Wisconsin Attorney General J.B. Van Hollen, a Republican, asked the Dane County Circuit Court to put the ruling on hold while the decision is appealed. Hollen argued that lifting parts of the law would return the state to a "broken system" and that -- in his view -- the law is likely to be upheld on appeal anyway.
"(The law) addressed real and significant financial problems faced by local governments. It makes no sense to force a return to a broken system before the appellate process is completed," Van Hollen said in a statement.
Dane County Circuit Judge Juan Colas ruled Friday that Wisconsin Gov. Scott Walker's law is unconstitutional as applied to school and local government employees, declaring sections of the law "null and void." His ruling did not affect state workers or those at the University of Wisconsin System.
The Walker administration and the plaintiffs in the case are now at a standoff until the courts can clarify.
Madison Teachers Inc., which brought the suit, claimed over the weekend that unless and until an appeals judge weighs in, "significant sections" of the law are not in effect, "restoring MTI's right to collectively bargain" with its local school district for pay and benefits.

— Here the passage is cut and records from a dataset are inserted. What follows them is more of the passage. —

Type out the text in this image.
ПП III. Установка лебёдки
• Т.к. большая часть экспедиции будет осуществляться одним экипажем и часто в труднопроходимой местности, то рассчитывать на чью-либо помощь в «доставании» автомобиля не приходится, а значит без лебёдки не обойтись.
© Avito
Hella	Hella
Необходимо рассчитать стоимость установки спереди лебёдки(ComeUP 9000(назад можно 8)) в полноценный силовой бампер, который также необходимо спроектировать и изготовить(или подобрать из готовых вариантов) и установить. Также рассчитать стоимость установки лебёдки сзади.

Attorney Lester Pines, who represents the Madison teachers' union that brought the lawsuit, says he will vigorously oppose Van Hollen's request to put the ruling on hold.
The judicial ruling comes after state lawmakers endured a wave of recall elections, with Democrats and union supporters trying to punish Republicans over the policy. The highest-ranking of those targets -- Walker himself -- survived the recall push in June.
With Dane County Circuit Court Judge Juan Colas posing the latest challenge to his signature policy achievement, Walker indicated politics was at play again.
"The people of Wisconsin clearly spoke on June 5th. Now, they are ready to move on," Walker said, in reference to his recall election victory. "Sadly a liberal activist judge in Dane County wants to go backwards and take away the lawmaking responsibilities of the legislature and the governor. We are confident that the state will ultimately prevail in the appeals process."
The judge who overturned the law was appointed to the bench by Walker's predecessor, former Democratic Gov. Jim Doyle.
In his 27-page ruling, Colas said the law violates the state and federal constitutions. He wrote that it is "undisputed that there is no constitutional right to collective bargaining." However, Colas argued that the state was stepping on other rights in the course of rolling back collective bargaining -- namely, "the rights of free speech and association."
He wrote that sections "single out and encumber the rights of those employees who choose union membership and representation solely because of that association."
The ruling throws into question changes that have been made in pay, benefits and other work conditions for city, county and school district workers. The law only allowed for collective bargaining on wage increases no greater than the rate of inflation; all other issues, including workplace safety, vacation and health benefits could no longer be bargained for.
The governor's appeal is likely to end up before the Republican-dominated Wisconsin Supreme Court.
The Associated Press contributed to this report.